When I first heard that thought reflected in the invitation before communion in the Anglican Church, I held back tears:
So come, you who have much faith and you who have little;
You who have tried to follow and you who have failed.
Come, because it is the Lord who invites you.
This was what I needed in that email: an outstretched hand, a listening ear, even had the outcome been the same. “Come, Irim, come home. How can we be here? Let us talk and decide together.” It is what the USCCB should have offered Joe Biden and what a priest who, in the parish newsletter, publicly named someone he asked to refrain from communion, should have done. Instead, a number of priests and bishops use the Eucharist the way abusive parents use their ‘love’: withholding it to assert their will and control.
Beware, gentlemen: that love, that food, is G-d’s, not yours. Let Ezekiel 34 be your warning:
…because my shepherds have not searched for my sheep, but the shepherds have fed themselves, and have not fed my sheep; 9 therefore, you shepherds, hear the word of the Lord: 10 Thus says the Lord God, Behold, I am against the shepherds…

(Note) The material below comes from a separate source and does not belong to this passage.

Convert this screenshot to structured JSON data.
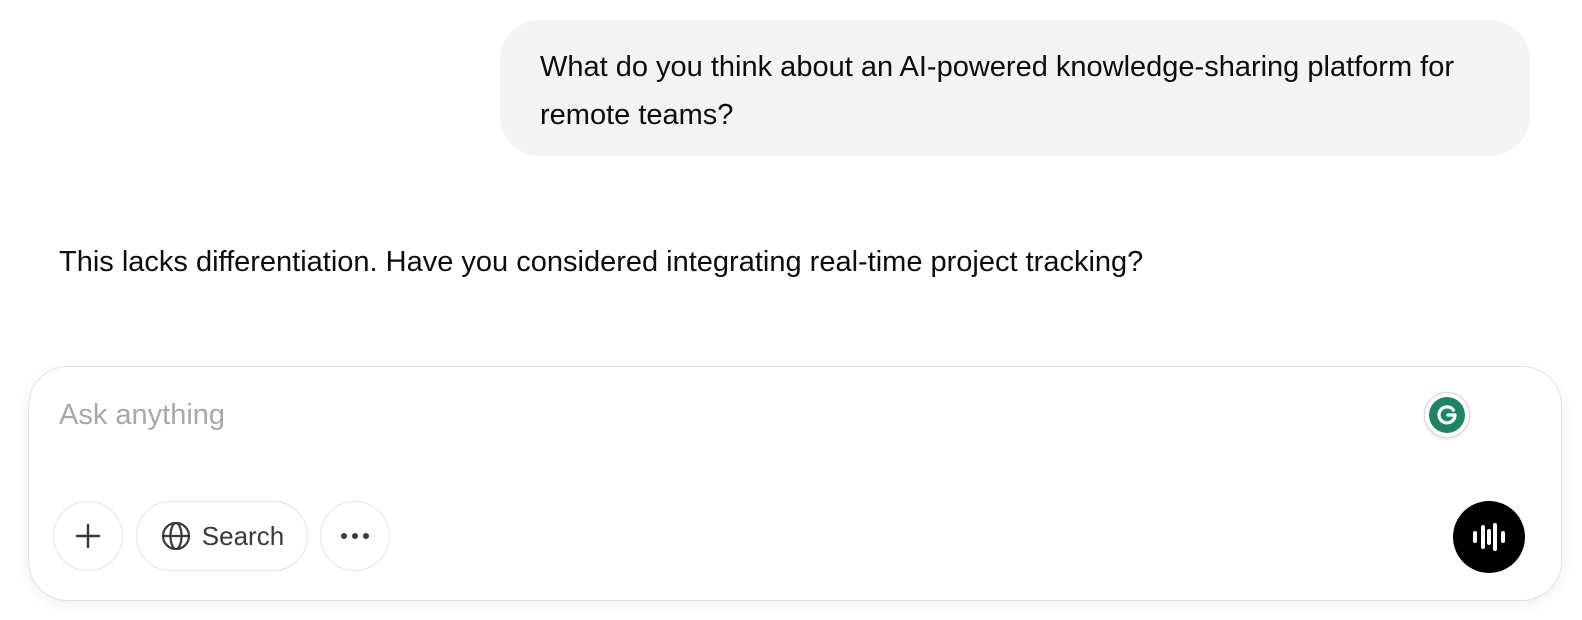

Would I withhold the Eucharist? Along with Rebecca Bratten Weiss, my answer is ‘yes’, and she presents her case beautifully here. My list includes Franco, Pinochet, the Argentinian junta of the 1970s, Jozef Tiso, the fascist priest who facilitated the deportation of Slovakian Jews to Nazi concentration camps. They dehumanized, oppressed, brutalized, and murdered many. Their actions were anathema, and hence, anathema sit. Even so, I would tremble and fall to my knees in sorrowful prayer as I did it. Withholding the sacraments is not a power play, but the gravest of actions and a last resort.
Those who use the sacraments for their own ends, attempting to build a wall between others and G-d, end up building a wall between themselves and Him: the very definition of Hell.

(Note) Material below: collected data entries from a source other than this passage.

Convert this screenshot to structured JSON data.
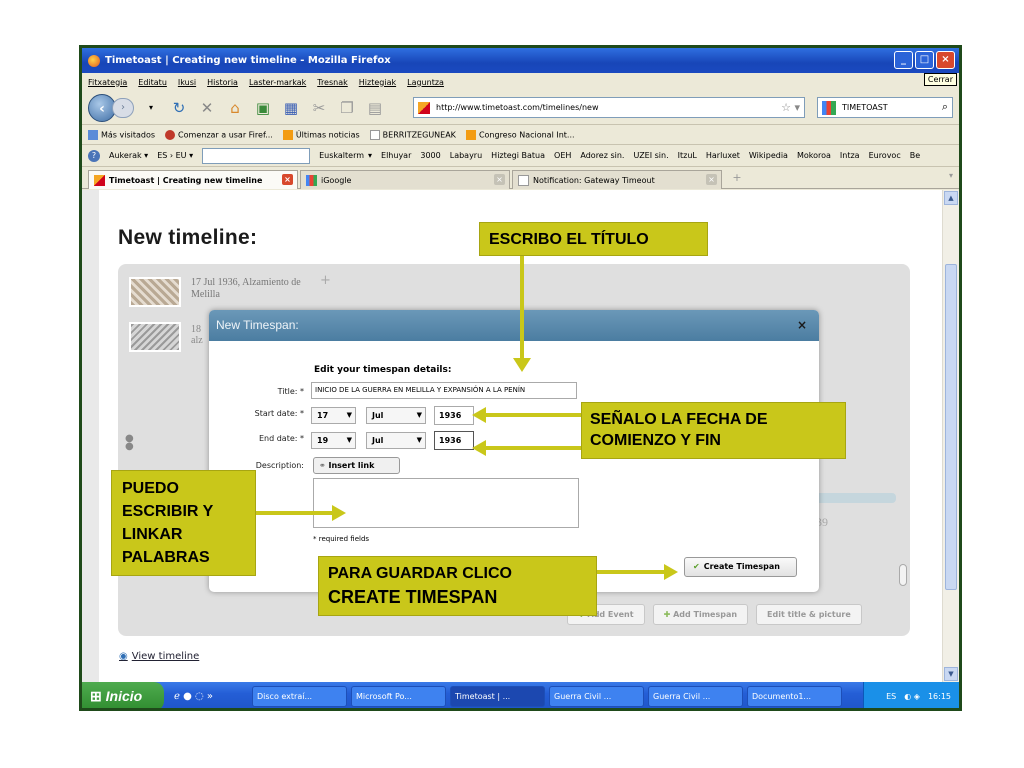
{
  "window": {
    "title": "Timetoast | Creating new timeline - Mozilla Firefox",
    "cerrar_tooltip": "Cerrar"
  },
  "menubar": [
    "Fitxategia",
    "Editatu",
    "Ikusi",
    "Historia",
    "Laster-markak",
    "Tresnak",
    "Hiztegiak",
    "Laguntza"
  ],
  "navbar": {
    "url": "http://www.timetoast.com/timelines/new",
    "search_engine": "TIMETOAST"
  },
  "bookmarks": [
    "Más visitados",
    "Comenzar a usar Firef...",
    "Últimas noticias",
    "BERRITZEGUNEAK",
    "Congreso Nacional Int..."
  ],
  "addonbar": {
    "aukerak": "Aukerak",
    "lang": "ES › EU",
    "links": [
      "Euskalterm",
      "Elhuyar",
      "3000",
      "Labayru",
      "Hiztegi Batua",
      "OEH",
      "Adorez sin.",
      "UZEI sin.",
      "ItzuL",
      "Harluxet",
      "Wikipedia",
      "Mokoroa",
      "Intza",
      "Eurovoc",
      "Be"
    ]
  },
  "tabs": [
    {
      "label": "Timetoast | Creating new timeline",
      "active": true
    },
    {
      "label": "iGoogle",
      "active": false
    },
    {
      "label": "Notification: Gateway Timeout",
      "active": false
    }
  ],
  "page": {
    "heading": "New timeline:",
    "event1": "17 Jul 1936, Alzamiento de Melilla",
    "event2": "18",
    "event2_sub": "alz",
    "tick_label": "39",
    "buttons": [
      "Add Event",
      "Add Timespan",
      "Edit title & picture"
    ],
    "view_link": "View timeline"
  },
  "modal": {
    "title": "New Timespan:",
    "close": "×",
    "heading": "Edit your timespan details:",
    "title_label": "Title: *",
    "title_value": "INICIO DE LA GUERRA EN MELILLA Y EXPANSIÓN A LA PENÍN",
    "start_label": "Start date: *",
    "start_day": "17",
    "start_month": "Jul",
    "start_year": "1936",
    "end_label": "End date: *",
    "end_day": "19",
    "end_month": "Jul",
    "end_year": "1936",
    "desc_label": "Description:",
    "insert_link": "Insert link",
    "required": "* required fields",
    "create": "Create Timespan"
  },
  "annotations": {
    "title_note": "ESCRIBO EL TÍTULO",
    "date_note": "SEÑALO LA FECHA DE COMIENZO Y FIN",
    "desc_note": "PUEDO ESCRIBIR Y LINKAR PALABRAS",
    "save_note_1": "PARA GUARDAR CLICO",
    "save_note_2": "CREATE TIMESPAN",
    "color": "#c9c71a"
  },
  "taskbar": {
    "start": "Inicio",
    "tasks": [
      "Disco extraí...",
      "Microsoft Po...",
      "Timetoast | ...",
      "Guerra Civil ...",
      "Guerra Civil ...",
      "Documento1..."
    ],
    "lang": "ES",
    "clock": "16:15"
  }
}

And so I say to email priest, the USCCB, parish newsletter priest, and others like them: bring it. You won’t keep me, Joe Biden, or anyone who seeks Our Lord away from Him, nor will you keep us from doing His work. He will feed us with the bread of Heaven, now and evermore, and we will respond in thanksgiving:
Almighty God, we thank you for feeding us with the body and blood of your Son Jesus Christ. Through Him we offer you our souls and bodies to be a living sacrifice. Send us out in the power of your Spirit to live and work to your praise and glory.

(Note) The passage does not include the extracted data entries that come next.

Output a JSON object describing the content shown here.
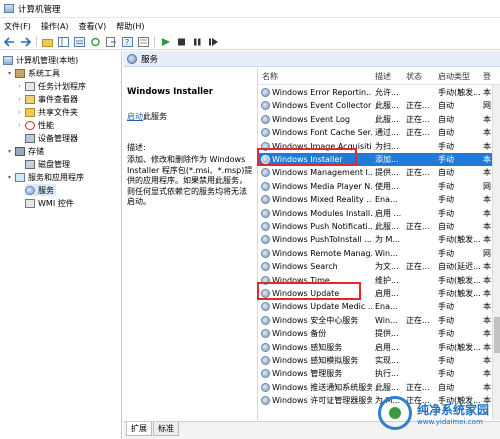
{
  "window": {
    "title": "计算机管理"
  },
  "menu": [
    "文件(F)",
    "操作(A)",
    "查看(V)",
    "帮助(H)"
  ],
  "toolbar_icons": [
    "back-arrow-icon",
    "forward-arrow-icon",
    "up-folder-icon",
    "show-tree-icon",
    "refresh-icon",
    "export-icon",
    "help-icon",
    "properties-icon",
    "play-icon",
    "stop-icon",
    "pause-icon",
    "restart-icon"
  ],
  "tree": {
    "root": "计算机管理(本地)",
    "system_tools": "系统工具",
    "task_scheduler": "任务计划程序",
    "event_viewer": "事件查看器",
    "shared_folders": "共享文件夹",
    "performance": "性能",
    "device_manager": "设备管理器",
    "storage": "存储",
    "disk_management": "磁盘管理",
    "services_apps": "服务和应用程序",
    "services": "服务",
    "wmi": "WMI 控件"
  },
  "header": {
    "title": "服务"
  },
  "description": {
    "service_name": "Windows Installer",
    "action_link": "启动",
    "action_suffix": "此服务",
    "label": "描述:",
    "text": "添加、修改和删除作为 Windows Installer 程序包(*.msi、*.msp)提供的应用程序。如果禁用此服务，则任何显式依赖它的服务均将无法启动。"
  },
  "columns": [
    "名称",
    "描述",
    "状态",
    "启动类型",
    "登"
  ],
  "services": [
    {
      "name": "Windows Error Reportin...",
      "desc": "允许...",
      "status": "",
      "startup": "手动(触发...",
      "logon": "本"
    },
    {
      "name": "Windows Event Collector",
      "desc": "此服...",
      "status": "正在...",
      "startup": "自动",
      "logon": "网"
    },
    {
      "name": "Windows Event Log",
      "desc": "此服...",
      "status": "正在...",
      "startup": "自动",
      "logon": "本"
    },
    {
      "name": "Windows Font Cache Ser...",
      "desc": "通过...",
      "status": "正在...",
      "startup": "自动",
      "logon": "本"
    },
    {
      "name": "Windows Image Acquisiti...",
      "desc": "为扫...",
      "status": "",
      "startup": "手动",
      "logon": "本"
    },
    {
      "name": "Windows Installer",
      "desc": "添加...",
      "status": "",
      "startup": "手动",
      "logon": "本"
    },
    {
      "name": "Windows Management I...",
      "desc": "提供...",
      "status": "正在...",
      "startup": "自动",
      "logon": "本"
    },
    {
      "name": "Windows Media Player N...",
      "desc": "使用...",
      "status": "",
      "startup": "手动",
      "logon": "网"
    },
    {
      "name": "Windows Mixed Reality ...",
      "desc": "Ena...",
      "status": "",
      "startup": "手动",
      "logon": "本"
    },
    {
      "name": "Windows Modules Install...",
      "desc": "启用 ...",
      "status": "",
      "startup": "手动",
      "logon": "本"
    },
    {
      "name": "Windows Push Notificati...",
      "desc": "此服...",
      "status": "正在...",
      "startup": "自动",
      "logon": "本"
    },
    {
      "name": "Windows PushToInstall ...",
      "desc": "为 M...",
      "status": "",
      "startup": "手动(触发...",
      "logon": "本"
    },
    {
      "name": "Windows Remote Manag...",
      "desc": "Win...",
      "status": "",
      "startup": "手动",
      "logon": "网"
    },
    {
      "name": "Windows Search",
      "desc": "为文...",
      "status": "正在...",
      "startup": "自动(延迟...",
      "logon": "本"
    },
    {
      "name": "Windows Time",
      "desc": "维护...",
      "status": "",
      "startup": "手动(触发...",
      "logon": "本"
    },
    {
      "name": "Windows Update",
      "desc": "启用...",
      "status": "",
      "startup": "手动(触发...",
      "logon": "本"
    },
    {
      "name": "Windows Update Medic ...",
      "desc": "Ena...",
      "status": "",
      "startup": "手动",
      "logon": "本"
    },
    {
      "name": "Windows 安全中心服务",
      "desc": "Win...",
      "status": "正在...",
      "startup": "手动",
      "logon": "本"
    },
    {
      "name": "Windows 备份",
      "desc": "提供...",
      "status": "",
      "startup": "手动",
      "logon": "本"
    },
    {
      "name": "Windows 感知服务",
      "desc": "启用...",
      "status": "",
      "startup": "手动(触发...",
      "logon": "本"
    },
    {
      "name": "Windows 感知模拟服务",
      "desc": "实现...",
      "status": "",
      "startup": "手动",
      "logon": "本"
    },
    {
      "name": "Windows 管理服务",
      "desc": "执行...",
      "status": "",
      "startup": "手动",
      "logon": "本"
    },
    {
      "name": "Windows 推送通知系统服务",
      "desc": "此服...",
      "status": "正在...",
      "startup": "自动",
      "logon": "本"
    },
    {
      "name": "Windows 许可证管理器服务",
      "desc": "为 M...",
      "status": "正在...",
      "startup": "手动(触发...",
      "logon": "本"
    }
  ],
  "bottom_tabs": [
    "扩展",
    "标准"
  ],
  "watermark": {
    "title": "纯净系统家园",
    "url": "www.yidaimei.com"
  },
  "colors": {
    "selection": "#1f7bd6",
    "highlight_box": "#e0282d",
    "link": "#2a5fa8"
  }
}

Irim Sarwar is an American of IndoPak ancestry now living in the UK who was born Muslim and became Catholic via teaching at a Modern Orthodox Jewish school. She has also catalogued books in a Dominican priory, worked in quality assurance, and is currently a churchwarden and freelance copyeditor/proofreader. Spiritual mongrel. Believes in hybrid vigour in all things, especially journeys of faith.